The proposal was offered as an alternative to closing dining rooms. Now, after two months of losses, Ellis and Winslow say that opening at 25 percent capacity may not be fiscally feasible for a struggling restaurateur. They’re concerned that a lower capacity limit is part of the state’s unstated plan, even as coronavirus numbers improve.
Gunville agrees. She’s been selling takeout meals from her bar in the U.P., but “we’re in the middle of nowhere,” she said. “People don’t drive out here to take food home.”
Republicans in the state Legislature have sought to pressure Whitmer to allow restaurants to reopen their dining rooms immediately.

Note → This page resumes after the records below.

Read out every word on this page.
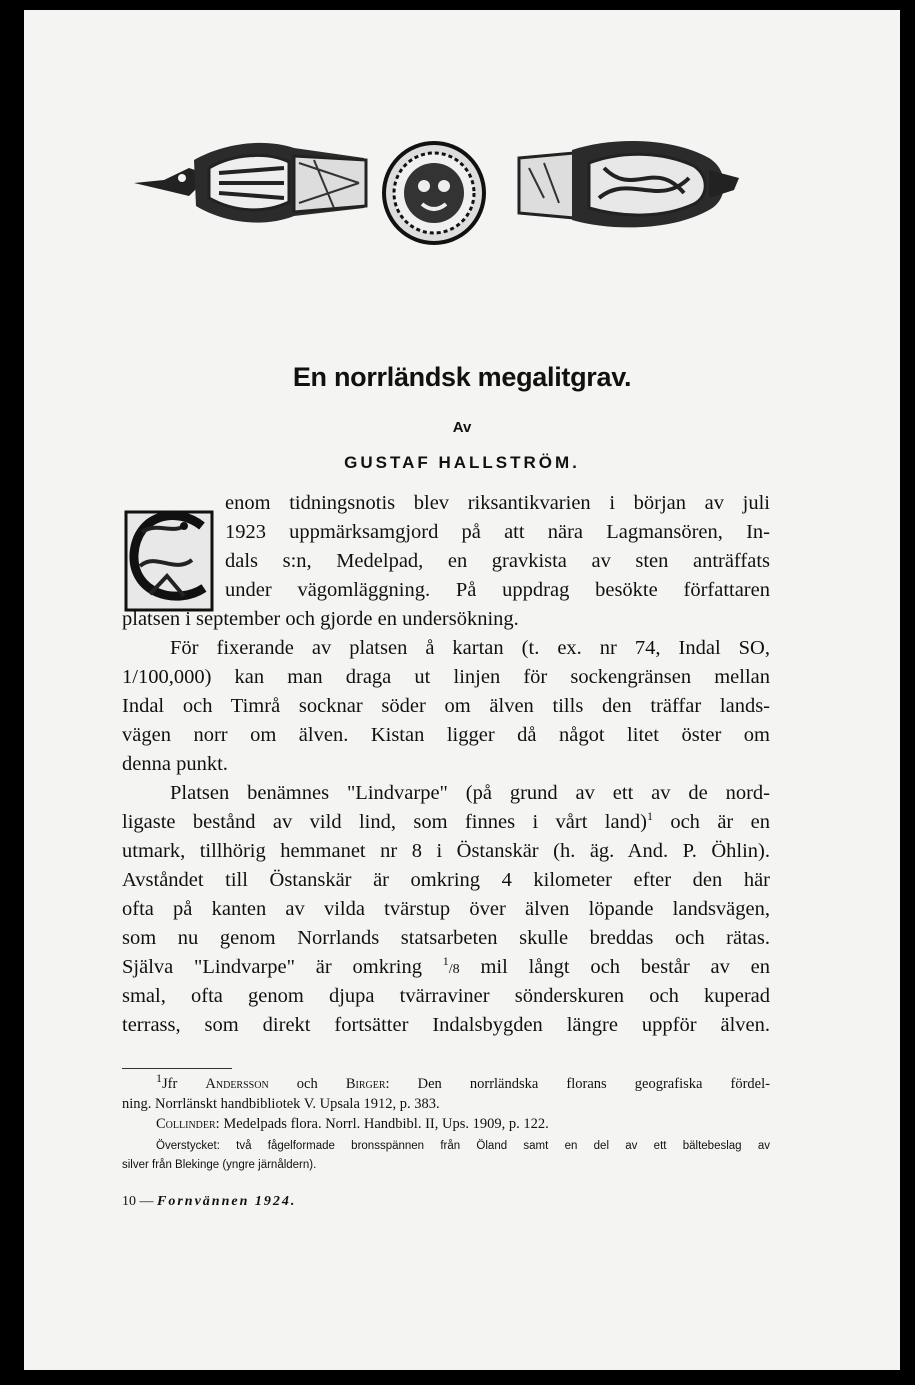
En norrländsk megalitgrav.
Av
GUSTAF HALLSTRÖM.

enom tidningsnotis blev riksantikvarien i början av juli

1923 uppmärksamgjord på att nära Lagmansören, In-

dals s:n, Medelpad, en gravkista av sten anträffats

under vägomläggning. På uppdrag besökte författaren

platsen i september och gjorde en undersökning.

För fixerande av platsen å kartan (t. ex. nr 74, Indal SO,

1/100,000) kan man draga ut linjen för sockengränsen mellan

Indal och Timrå socknar söder om älven tills den träffar lands-

vägen norr om älven. Kistan ligger då något litet öster om

denna punkt.

Platsen benämnes "Lindvarpe" (på grund av ett av de nord-

ligaste bestånd av vild lind, som finnes i vårt land)$^1$ och är en

utmark, tillhörig hemmanet nr 8 i Östanskär (h. äg. And. P. Öhlin).

Avståndet till Östanskär är omkring 4 kilometer efter den här

ofta på kanten av vilda tvärstup över älven löpande landsvägen,

som nu genom Norrlands statsarbeten skulle breddas och rätas.

Själva "Lindvarpe" är omkring $^1$/8 mil långt och består av en

smal, ofta genom djupa tvärraviner sönderskuren och kuperad

terrass, som direkt fortsätter Indalsbygden längre uppför älven.

$^1$Jfr Andersson och Birger: Den norrländska florans geografiska fördel-

ning. Norrlänskt handbibliotek V. Upsala 1912, p. 383.

Collinder: Medelpads flora. Norrl. Handbibl. II, Ups. 1909, p. 122.

Överstycket: två fågelformade bronsspännen från Öland samt en del av ett bältebeslag av

silver från Blekinge (yngre järnåldern).

10 — Fornvännen 1924.
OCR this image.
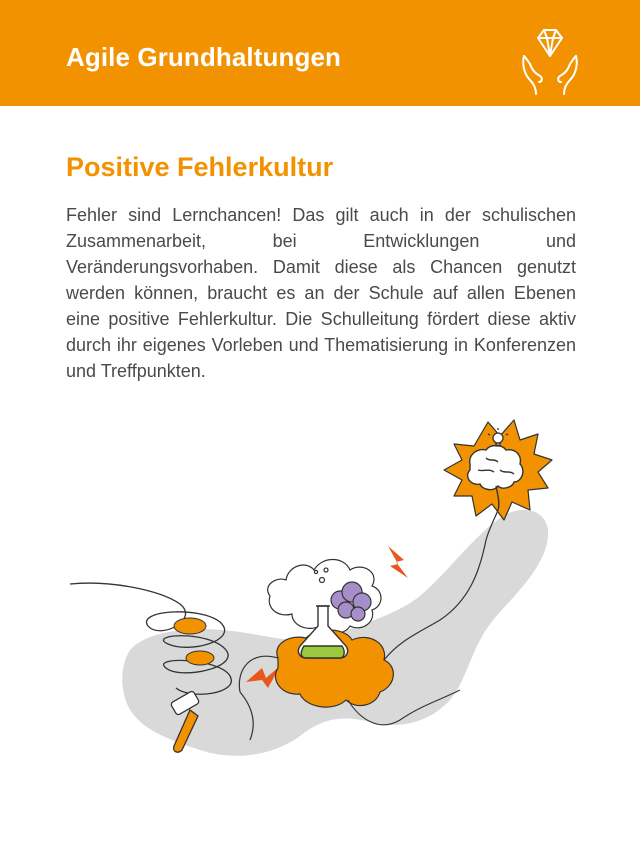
Agile Grundhaltungen
Positive Fehlerkultur
Fehler sind Lernchancen! Das gilt auch in der schulischen Zusammenarbeit, bei Entwicklungen und Veränderungsvorhaben. Damit diese als Chancen genutzt werden können, braucht es an der Schule auf allen Ebenen eine positive Fehlerkultur. Die Schulleitung fördert diese aktiv durch ihr eigenes Vorleben und Thematisierung in Konferenzen und Treffpunkten.
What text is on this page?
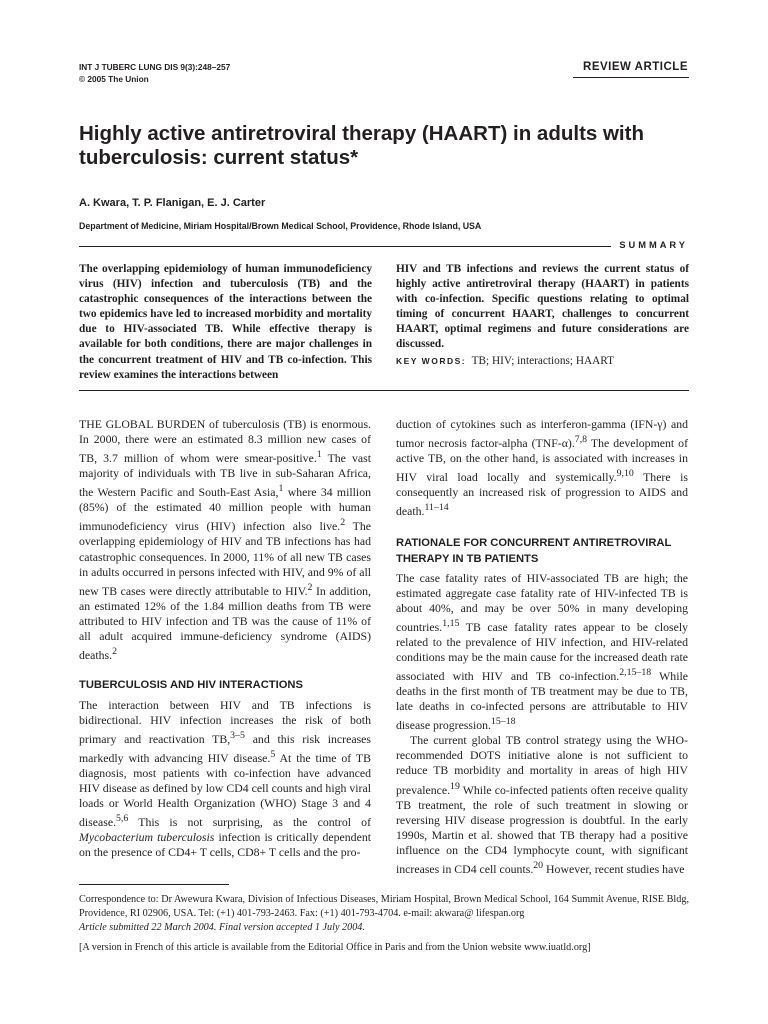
INT J TUBERC LUNG DIS 9(3):248–257
© 2005 The Union
REVIEW ARTICLE
Highly active antiretroviral therapy (HAART) in adults with tuberculosis: current status*
A. Kwara, T. P. Flanigan, E. J. Carter
Department of Medicine, Miriam Hospital/Brown Medical School, Providence, Rhode Island, USA
SUMMARY

The overlapping epidemiology of human immunodeficiency virus (HIV) infection and tuberculosis (TB) and the catastrophic consequences of the interactions between the two epidemics have led to increased morbidity and mortality due to HIV-associated TB. While effective therapy is available for both conditions, there are major challenges in the concurrent treatment of HIV and TB co-infection. This review examines the interactions between

HIV and TB infections and reviews the current status of highly active antiretroviral therapy (HAART) in patients with co-infection. Specific questions relating to optimal timing of concurrent HAART, challenges to concurrent HAART, optimal regimens and future considerations are discussed.

KEY WORDS: TB; HIV; interactions; HAART

THE GLOBAL BURDEN of tuberculosis (TB) is enormous. In 2000, there were an estimated 8.3 million new cases of TB, 3.7 million of whom were smear-positive.$^1$ The vast majority of individuals with TB live in sub-Saharan Africa, the Western Pacific and South-East Asia,$^1$ where 34 million (85%) of the estimated 40 million people with human immunodeficiency virus (HIV) infection also live.$^2$ The overlapping epidemiology of HIV and TB infections has had catastrophic consequences. In 2000, 11% of all new TB cases in adults occurred in persons infected with HIV, and 9% of all new TB cases were directly attributable to HIV.$^2$ In addition, an estimated 12% of the 1.84 million deaths from TB were attributed to HIV infection and TB was the cause of 11% of all adult acquired immune-deficiency syndrome (AIDS) deaths.$^2$

TUBERCULOSIS AND HIV INTERACTIONS

The interaction between HIV and TB infections is bidirectional. HIV infection increases the risk of both primary and reactivation TB,$^{3-5}$ and this risk increases markedly with advancing HIV disease.$^5$ At the time of TB diagnosis, most patients with co-infection have advanced HIV disease as defined by low CD4 cell counts and high viral loads or World Health Organization (WHO) Stage 3 and 4 disease.$^{5,6}$ This is not surprising, as the control of Mycobacterium tuberculosis infection is critically dependent on the presence of CD4+ T cells, CD8+ T cells and the pro-

duction of cytokines such as interferon-gamma (IFN-γ) and tumor necrosis factor-alpha (TNF-α).$^{7,8}$ The development of active TB, on the other hand, is associated with increases in HIV viral load locally and systemically.$^{9,10}$ There is consequently an increased risk of progression to AIDS and death.$^{11-14}$

RATIONALE FOR CONCURRENT ANTIRETROVIRAL THERAPY IN TB PATIENTS

The case fatality rates of HIV-associated TB are high; the estimated aggregate case fatality rate of HIV-infected TB is about 40%, and may be over 50% in many developing countries.$^{1,15}$ TB case fatality rates appear to be closely related to the prevalence of HIV infection, and HIV-related conditions may be the main cause for the increased death rate associated with HIV and TB co-infection.$^{2,15-18}$ While deaths in the first month of TB treatment may be due to TB, late deaths in co-infected persons are attributable to HIV disease progression.$^{15-18}$

The current global TB control strategy using the WHO-recommended DOTS initiative alone is not sufficient to reduce TB morbidity and mortality in areas of high HIV prevalence.$^{19}$ While co-infected patients often receive quality TB treatment, the role of such treatment in slowing or reversing HIV disease progression is doubtful. In the early 1990s, Martin et al. showed that TB therapy had a positive influence on the CD4 lymphocyte count, with significant increases in CD4 cell counts.$^{20}$ However, recent studies have

Correspondence to: Dr Awewura Kwara, Division of Infectious Diseases, Miriam Hospital, Brown Medical School, 164 Summit Avenue, RISE Bldg, Providence, RI 02906, USA. Tel: (+1) 401-793-2463. Fax: (+1) 401-793-4704. e-mail: akwara@ lifespan.org

Article submitted 22 March 2004. Final version accepted 1 July 2004.

[A version in French of this article is available from the Editorial Office in Paris and from the Union website www.iuatld.org]
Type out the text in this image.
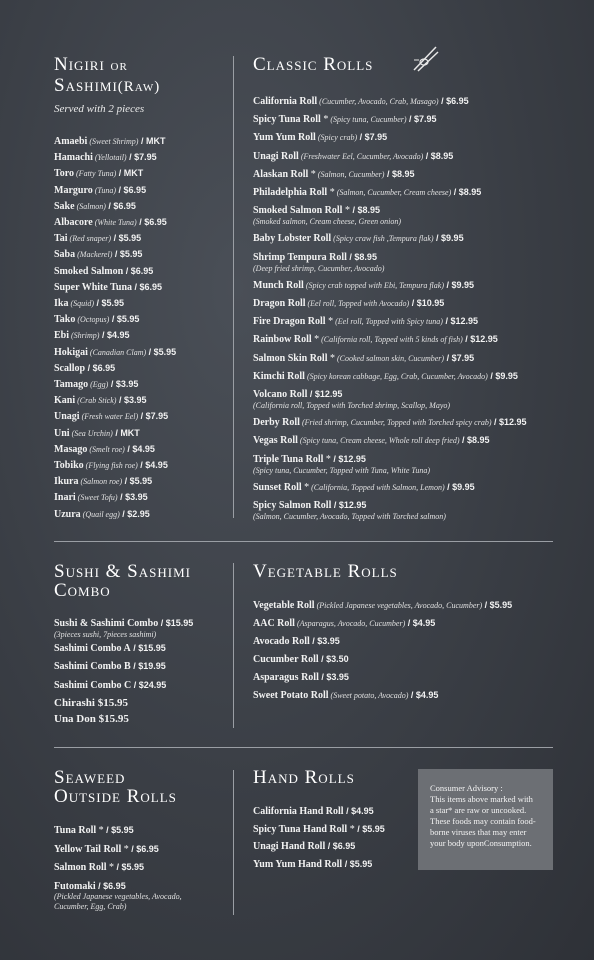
Nigiri or
Sashimi(Raw)
Served with 2 pieces
Amaebi (Sweet Shrimp) / MKT
Hamachi (Yellotail) / $7.95
Toro (Fatty Tuna) / MKT
Marguro (Tuna) / $6.95
Sake (Salmon) / $6.95
Albacore (White Tuna) / $6.95
Tai (Red snaper) / $5.95
Saba (Mackerel) / $5.95
Smoked Salmon / $6.95
Super White Tuna / $6.95
Ika (Squid) / $5.95
Tako (Octopus) / $5.95
Ebi (Shrimp) / $4.95
Hokigai (Canadian Clam) / $5.95
Scallop / $6.95
Tamago (Egg) / $3.95
Kani (Crab Stick) / $3.95
Unagi (Fresh water Eel) / $7.95
Uni (Sea Urchin) / MKT
Masago (Smelt roe) / $4.95
Tobiko (Flying fish roe) / $4.95
Ikura (Salmon roe) / $5.95
Inari (Sweet Tofu) / $3.95
Uzura (Quail egg) / $2.95
Classic Rolls
California Roll (Cucumber, Avocado, Crab, Masago) / $6.95
Spicy Tuna Roll * (Spicy tuna, Cucumber) / $7.95
Yum Yum Roll (Spicy crab) / $7.95
Unagi Roll (Freshwater Eel, Cucumber, Avocado) / $8.95
Alaskan Roll * (Salmon, Cucumber) / $8.95
Philadelphia Roll * (Salmon, Cucumber, Cream cheese) / $8.95
Smoked Salmon Roll * / $8.95
(Smoked salmon, Cream cheese, Green onion)
Baby Lobster Roll (Spicy craw fish ,Tempura flak) / $9.95
Shrimp Tempura Roll / $8.95
(Deep fried shrimp, Cucumber, Avocado)
Munch Roll (Spicy crab topped with Ebi, Tempura flak) / $9.95
Dragon Roll (Eel roll, Topped with Avocado) / $10.95
Fire Dragon Roll * (Eel roll, Topped with Spicy tuna) / $12.95
Rainbow Roll * (California roll, Topped with 5 kinds of fish) / $12.95
Salmon Skin Roll * (Cooked salmon skin, Cucumber) / $7.95
Kimchi Roll (Spicy korean cabbage, Egg, Crab, Cucumber, Avocado) / $9.95
Volcano Roll / $12.95
(California roll, Topped with Torched shrimp, Scallop, Mayo)
Derby Roll (Fried shrimp, Cucumber, Topped with Torched spicy crab) / $12.95
Vegas Roll (Spicy tuna, Cream cheese, Whole roll deep fried) / $8.95
Triple Tuna Roll * / $12.95
(Spicy tuna, Cucumber, Topped with Tuna, White Tuna)
Sunset Roll * (California, Topped with Salmon, Lemon) / $9.95
Spicy Salmon Roll / $12.95
(Salmon, Cucumber, Avocado, Topped with Torched salmon)
Sushi & Sashimi
Combo
Sushi & Sashimi Combo / $15.95
(3pieces sushi, 7pieces sashimi)
Sashimi Combo A / $15.95
Sashimi Combo B / $19.95
Sashimi Combo C / $24.95
Chirashi $15.95
Una Don $15.95
Vegetable Rolls
Vegetable Roll (Pickled Japanese vegetables, Avocado, Cucumber) / $5.95
AAC Roll (Asparagus, Avocado, Cucumber) / $4.95
Avocado Roll / $3.95
Cucumber Roll / $3.50
Asparagus Roll / $3.95
Sweet Potato Roll (Sweet potato, Avocado) / $4.95
Seaweed
Outside Rolls
Tuna Roll * / $5.95
Yellow Tail Roll * / $6.95
Salmon Roll * / $5.95
Futomaki / $6.95
(Pickled Japanese vegetables, Avocado,
Cucumber, Egg, Crab)
Hand Rolls
California Hand Roll / $4.95
Spicy Tuna Hand Roll * / $5.95
Unagi Hand Roll / $6.95
Yum Yum Hand Roll / $5.95
Consumer Advisory :
This items above marked with
a star* are raw or uncooked.
These foods may contain food-
borne viruses that may enter
your body uponConsumption.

House Appropriations Chair Thomas Albert, R-Lowell, said last week he “cannot envision starting conversations” about allocating new federal aid dollars until Whitmer “shows more willingness to restore the economy and a sense of normalcy.” Senate Appropriations Chair Jim Stamas, R-Midland, said Wednesday he thinks the Legislature should block any gubernatorial appointments by Whitmer until “our economy is safely and fully reopened.”
Whitmer said on Wednesday that she was surprised by that reaction and described it as “unfortunate that there are members of the Legislature who want to resort to threats to open up restaurants. … I’m hopeful they don’t intend to carry these through.”
Then, as their first bill of the new legislative term, Senate Republicans on Wednesday reintroduced a proposal to limit emergency orders issued by the Michigan Department of Health and Human Services to 28 days unless extended by the state Legislature, designating the measure as a top priority for 2021.
Whitmer vetoed similar legislation on Dec. 30, telling lawmakers “epidemics are not limited to 28 days” and so the state “should not so limit our ability to respond to them.
Winslow said support for the industry extends to Democrats who have been reaching out to him in support.
Meanwhile, the state is moving forward with distributing relief funds to affected businesses that received bipartisan support in late December.
The Michigan Strategic Fund will meet on Thursday to vote on the Small Business Survival Grant program, which will distribute $55 million in amounts up to $20,000. Another $3.5 million will go to event venues that faced long-term closure.
And onetime employee assistance grants of up to $1,650 for restaurant workers will open to applications on Friday. Whitmer said they’d be processed in February and reach the workers in March.